勝手に想像で尾ひれをつけ、感情が揺さぶられるのも、なんだか時間のムダ遣いな気がしてしまう。

とはいえ半月以上たった今も消えないので、先のおばあさんの視線は「つまみ食いしにきたと勘違いされた」と思うようにしている。
ゲストハウスに合わせて、アットホームで可愛らしくしてみた。
どうせ想像でしかないのだから、自分に都合よく(?)思っておく。


世間一般的には、「知ることはいいこと」とされている。
たしかに世界情勢とか社会問題とか、政治とか金融とか、「社会人として知っておくべき」みたいなことはある。
SNS内の常識やトレンドやニュースが、テレビや新聞などのオールドメディアで取りあげられることも増えた。
だからなおのこと、早めに知っておくことはなんとなく優位に立った気持ちになれるというのもあると思う。だから余計に知りたくなる。


でも、知らなくてもいいことも結構あるよな、と思ったりもする。
わたしがときどき遭遇してしまうこともそうだし、有名人がこう言った、ああ言ったとか、誰かとトラブルを起こしたとか。
その有名人が好きなら別だけれど、さほどの人なら本当にいらない情報だ。

目を開けてるだけで次々と情報が入り込んでくる今、「見ない」ということの大切さを感じることも多い。


コナンくんだって、黒の組織の取引を見なかったら、小さくなることはなかった。
「お前は知りすぎた」とドラマや映画でらてしまった登場人物は、今まで何万人といるに違いない。

現実で命を奪われるまでのことはないにしても、知られる側も知る側も、利益にならないことが多い。
しかも知った以上、意外と無視できないことも多い。

「知る」って結構、両刃なのだ。
知識や教養と呼ばれるものはともかく、「情報」と言われるものはとくに。


先日、犬に触れる機会があった。
これも同じゲストハウスのことなのだけれど、そこには犬が3匹、猫2匹が飼われていて、お客は一緒に遊んでいいようだった。
ドイツに来てから動物と触れ合う機会がなかったので、食事の後にさっそく犬に近づいてみた。

あっというまに、犬のひらきを作りましたぜ

一頭の犬はとても人懐こく、少し撫でたらすぐにお腹を見せるような子だった。
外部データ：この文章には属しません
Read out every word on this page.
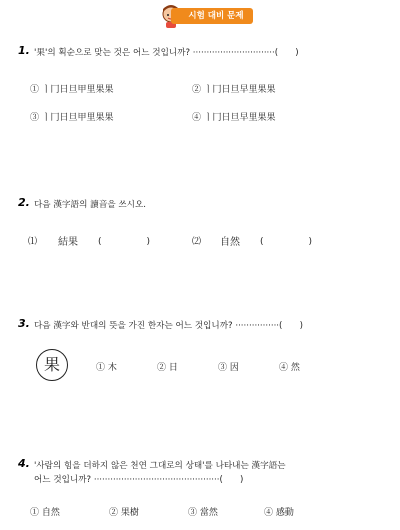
시험 대비 문제
1. '果'의 획순으로 맞는 것은 어느 것입니까? ······························(　　)
① ㅣ冂日旦甲里果果	② ㅣ冂日旦早里果果
③ ㅣ冂日旦甲里果果	④ ㅣ冂日旦早里果果
2. 다음 漢字語의 讀音을 쓰시오.
⑴ 結果 (　　　　　)	⑵ 自然 (　　　　　)
3. 다음 漢字와 반대의 뜻을 가진 한자는 어느 것입니까? ················(　　)
果	① 木	② 日	③ 因	④ 然
4. '사람의 힘을 더하지 않은 천연 그대로의 상태'를 나타내는 漢字語는
어느 것입니까? ··············································(　　)
① 自然	② 果樹	③ 當然	④ 感動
するともう一匹の犬が、飼い主からもらったらしい骨(たぶん羊)をくわえてやってきた。

遊んでほしい、撫でてほしい。けれど信用できる人間かはわからない。
そんな気持ちからか、近づくけれど目を合わせず、横目でこちらを見てきた。

犬の気持ちについては詳しくはわからないけれど、この横目、知らんぷりを決め込むときや警戒するときにする仕草だと思う。
あとは撫でてもらってても、心からは信頼しきってないときも目を合わせず「横目」をする。

目は合わせない、けどこちらを意識している。

こちらは序盤の「ぼくはただ骨を食べてるだけです(チラ見)」の仕草

旅行の写真を見ながらおばあさんを思い出していたとき、ふと、わんこの「横目」がわたしにも必要かも、と思った。
欲丸出しや、隙だらけのままでいない、もうちょっと警戒する。
すべてが安全と信じ切り、なんでもかんでも自分の内へ入れる姿勢への警鐘のように感じた。

不都合なことから目を背けるのとは違う。
助けを求める人を無視するとか、見て見ぬふりをするというのとも違う。
「除外」というより、「集中」に近い感じだろうか。

ドイツで暮らし、ヨーロッパを旅していると、この力が備わっている人が多いなと思う。いい意味で視野を狭くできる人が多い。
多分周りが自分とまったく違う感覚で行動している場合が多いし、文化や習慣がまったく違う人だらけだから、いちいち気にしていたら生活できないのだと思う。
だから横目くらいで意識しておく以上はせず、明らかに度を超えていたり、自分に迷惑を掛けられそうなときだけ、ちゃんと見てめっちゃ怒る。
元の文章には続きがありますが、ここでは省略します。